On 2017-09-12 16:00, Adam Borowski wrote:
On Tue, Sep 12, 2017 at 03:11:52PM -0400, Austin S. Hemmelgarn wrote:
On 2017-09-12 14:43, Adam Borowski wrote:
On Tue, Sep 12, 2017 at 01:36:48PM -0400, Austin S. Hemmelgarn wrote:
On 2017-09-12 13:21, Adam Borowski wrote:
There's fallocate -d, but that for some reason touches mtime which makes
rsync go again. This can be handled manually but is still not nice.
Yeah, the underlying ioctl does modify the file, it's merely fallocate -d
calling it on regions that are already zero. The ioctl doesn't know that,
so fallocate would have to restore the mtime by itself.
There's also another problem: such a check + ioctl are racey. Unlike defrag
or FILE_EXTENT_SAME, you can't thus use it on a file that's in use (or could
suddenly become in use). Fixing this would need kernel support, either as
FILE_EXTENT_SAME with /dev/zero or as a new mode of fallocate.
A new fallocate mode would be more likely. Adding special code to the
EXTENT_SAME ioctl and then requiring implementation on filesystems that
don't otherwise support it is not likely to get anywhere. A new fallocate
mode though would be easy, especially considering that a naive
implementation is easy
Sounds like a good idea. If we go this way, there's a question about
interface: there's choice between:
A) check if the whole range is zero, if even a single bit is one, abort
B) dig many holes, with a given granulation (perhaps left to the
filesystem's choice)
or even both. The former is more consistent with FILE_EXTENT_SAME, the
latter can be smarter (like, digging a 4k hole is bad for fragmentation but
replacing a whole extent, no matter how small, is always a win).

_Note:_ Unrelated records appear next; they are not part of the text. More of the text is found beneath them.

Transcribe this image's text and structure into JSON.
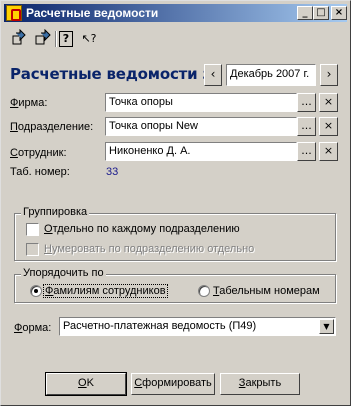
{
  "window": {
    "title": "Расчетные ведомости",
    "controls": {
      "minimize": "_",
      "maximize": "□",
      "close": "×"
    }
  },
  "toolbar": {
    "icons": [
      "restore-icon",
      "save-icon",
      "help-icon",
      "context-help-icon"
    ],
    "glyphs": {
      "help": "?",
      "context_help": "↖?"
    }
  },
  "header": {
    "title": "Расчетные ведомости за",
    "period": "Декабрь 2007 г.",
    "prev": "‹",
    "next": "›"
  },
  "fields": {
    "firm": {
      "label_u": "Ф",
      "label_rest": "ирма:",
      "value": "Точка опоры"
    },
    "department": {
      "label_u": "П",
      "label_rest": "одразделение:",
      "value": "Точка опоры New"
    },
    "employee": {
      "label_u": "С",
      "label_rest": "отрудник:",
      "value": "Никоненко Д. А."
    },
    "tab_number": {
      "label": "Таб. номер:",
      "value": "33"
    },
    "select_glyph": "...",
    "clear_glyph": "×"
  },
  "grouping": {
    "caption": "Группировка",
    "by_department": {
      "label_u": "О",
      "label_rest": "тдельно по каждому подразделению",
      "checked": false
    },
    "number_by_department": {
      "label_u": "Н",
      "label_rest": "умеровать по подразделению отдельно",
      "checked": false,
      "disabled": true
    }
  },
  "ordering": {
    "caption": "Упорядочить по",
    "by_name": {
      "label_u": "Ф",
      "label_rest": "амилиям сотрудников",
      "selected": true
    },
    "by_number": {
      "label_u": "Т",
      "label_rest": "абельным номерам",
      "selected": false
    }
  },
  "form": {
    "label_u": "Ф",
    "label_rest": "орма:",
    "value": "Расчетно-платежная ведомость (П49)",
    "dropdown": "▼"
  },
  "buttons": {
    "ok": {
      "label_u": "О",
      "label_rest": "K"
    },
    "generate": {
      "label_u": "С",
      "label_rest": "формировать"
    },
    "close": {
      "label_u": "З",
      "label_rest": "акрыть"
    }
  }
}
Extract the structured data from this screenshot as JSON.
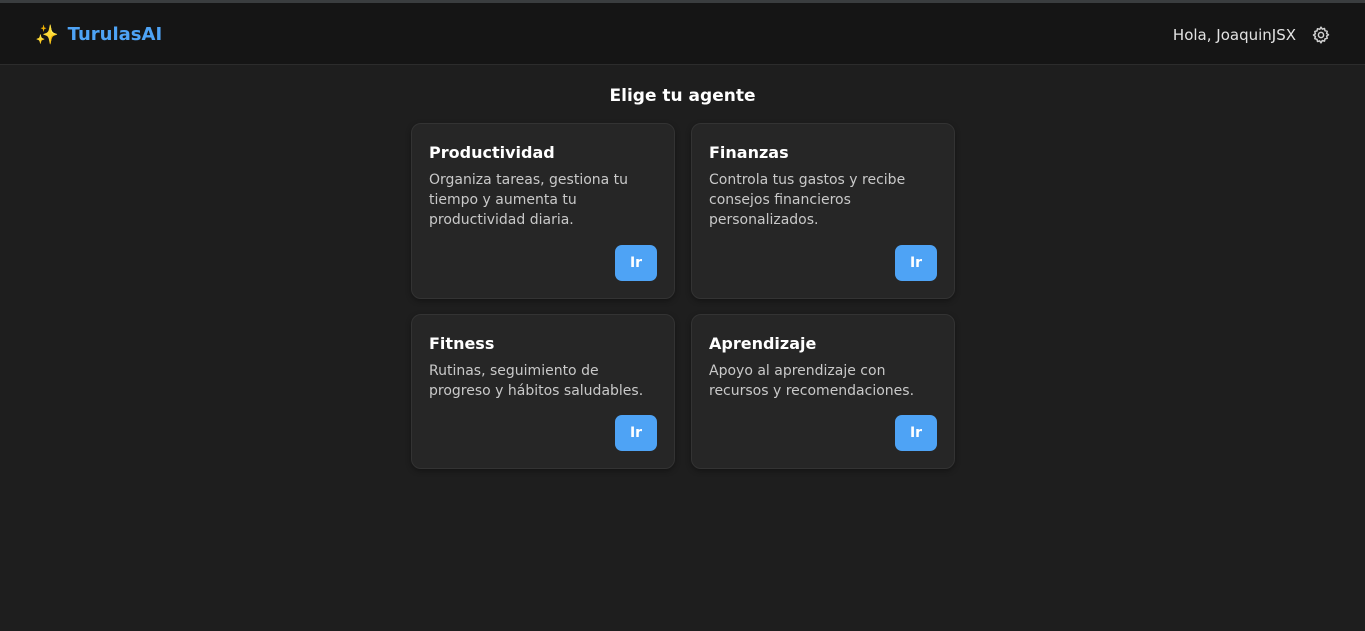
{
  "header": {
    "brand_icon": "sparkles-icon",
    "brand_icon_glyph": "✨",
    "brand_name": "TurulasAI",
    "greeting": "Hola, JoaquinJSX",
    "settings_icon": "gear-icon"
  },
  "main": {
    "title": "Elige tu agente",
    "agents": [
      {
        "title": "Productividad",
        "description": "Organiza tareas, gestiona tu tiempo y aumenta tu productividad diaria.",
        "button_label": "Ir"
      },
      {
        "title": "Finanzas",
        "description": "Controla tus gastos y recibe consejos financieros personalizados.",
        "button_label": "Ir"
      },
      {
        "title": "Fitness",
        "description": "Rutinas, seguimiento de progreso y hábitos saludables.",
        "button_label": "Ir"
      },
      {
        "title": "Aprendizaje",
        "description": "Apoyo al aprendizaje con recursos y recomendaciones.",
        "button_label": "Ir"
      }
    ]
  },
  "colors": {
    "background": "#1e1e1e",
    "header_background": "#151515",
    "card_background": "#262626",
    "accent": "#4ea3f5"
  }
}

The first. It's more flexible, and the logic required for the second
option is policy, which should not be in the kernel. Matching the
EXTENT_SAME semantics would probably also make the implementation
significantly easier, and with some minor work might give a trivial
implementation for any FS that already supports that ioctl.
That said, I'm not 100% certain if it's necessary. Intentionally calling
fallocate on a file in use is not something most people are going to do
normally anyway, since there is already a TOCTOU race in the fallocate -d
implementation as things are right now.
_Current_ fallocate -d suffers from races, the whole gain from doing this
kernel-side would be eliminating those races. Use cases about the same as
FILE_EXTENT_SAME: you don't need to stop the world. Heck, as I mentioned
before, it conceptually _is_ FILE_EXTENT_SAME with /dev/null, other than
your (good) point about non-btrfs non-xfs.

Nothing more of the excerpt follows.